What makes Burr’s case interesting, Jens says, is that it could be the first real test of the STOCK Act. With Wall Street enjoying the longest bull market in history for the past 10 years, senators generally haven’t had reason to unload stocks. COVID-19 changed that, with Burr and four other senators — Diane Feinstein, Ron Johnson, James Inhofe and Kelly Loeffler — each selling stocks in recent weeks. While some of those sales were likely innocent (Inhofe’s transactions, for example, were reportedly part of a systematic sale of assets that started after he became chair of the Armed Services Committee), Burr’s appear to be the most suspicious.

“This appears to be exactly the kind of behavior the law was written to stop,” Jens says.

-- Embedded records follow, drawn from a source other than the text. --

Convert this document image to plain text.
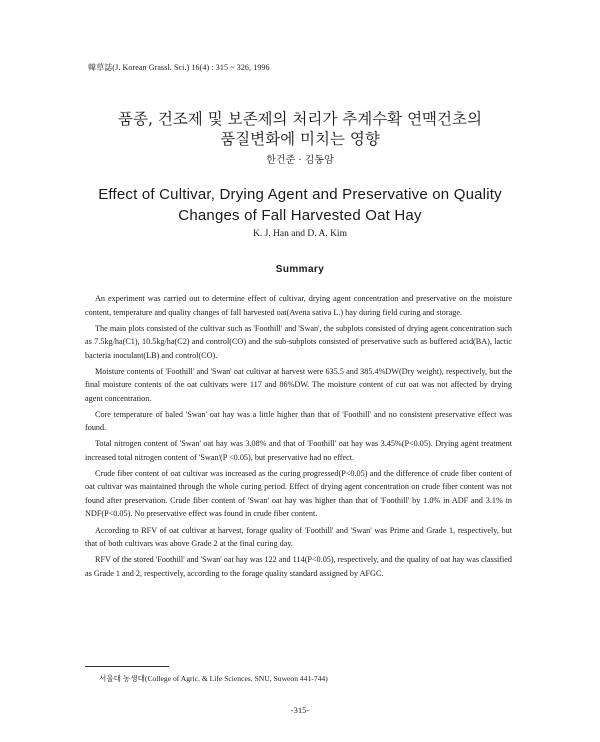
韓草誌(J. Korean Grassl. Sci.) 16(4) : 315 ~ 326, 1996
품종, 건조제 및 보존제의 처리가 추계수확 연맥건초의
품질변화에 미치는 영향
한건준 · 김동암
Effect of Cultivar, Drying Agent and Preservative on Quality
Changes of Fall Harvested Oat Hay
K. J. Han and D. A. Kim
Summary

An experiment was carried out to determine effect of cultivar, drying agent concentration and preservative on the moisture content, temperature and quality changes of fall harvested oat(Avena sativa L.) hay during field curing and storage.

The main plots consisted of the cultivar such as 'Foothill' and 'Swan', the subplots consisted of drying agent concentration such as 7.5kg/ha(C1), 10.5kg/ha(C2) and control(CO) and the sub-subplots consisted of preservative such as buffered acid(BA), lactic bacteria inoculant(LB) and control(CO).

Moisture contents of 'Foothill' and 'Swan' oat cultivar at harvest were 635.5 and 385.4%DW(Dry weight), respectively, but the final moisture contents of the oat cultivars were 117 and 86%DW. The moisture content of cut oat was not affected by drying agent concentration.

Core temperature of baled 'Swan' oat hay was a little higher than that of 'Foothill' and no consistent preservative effect was found.

Total nitrogen content of 'Swan' oat hay was 3.08% and that of 'Foothill' oat hay was 3.45%(P<0.05). Drying agent treatment increased total nitrogen content of 'Swan'(P <0.05), but preservative had no effect.

Crude fiber content of oat cultivar was increased as the curing progressed(P<0.05) and the difference of crude fiber content of oat cultivar was maintained through the whole curing period. Effect of drying agent concentration on crude fiber content was not found after preservation. Crude fiber content of 'Swan' oat hay was higher than that of 'Foothill' by 1.0% in ADF and 3.1% in NDF(P<0.05). No preservative effect was found in crude fiber content.

According to RFV of oat cultivar at harvest, forage quality of 'Foothill' and 'Swan' was Prime and Grade 1, respectively, but that of both cultivars was above Grade 2 at the final curing day.

RFV of the stored 'Foothill' and 'Swan' oat hay was 122 and 114(P<0.05), respectively, and the quality of oat hay was classified as Grade 1 and 2, respectively, according to the forage quality standard assigned by AFGC.

서울대 농생대(College of Agric. & Life Sciences, SNU, Suweon 441-744)
-315-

While the transactions may warrant an investigation, determining that Burr based his sales on information obtained through Congress could be hard to prove.

“The only surefire way to fix this is to mandate that senators hold their investments in a blind trust,” Jens says. “That would totally remove any possibility of information leaking from closed meetings on Capitol Hill into their portfolios.”

Jens’ paper “Change in Capitol: How a ’60 Minutes’ Expose and the STOCK Act Affected the Investment Activity of U.S. Senators,” co-authored with Amanda Heitz and Ian Cherry, is currently under review.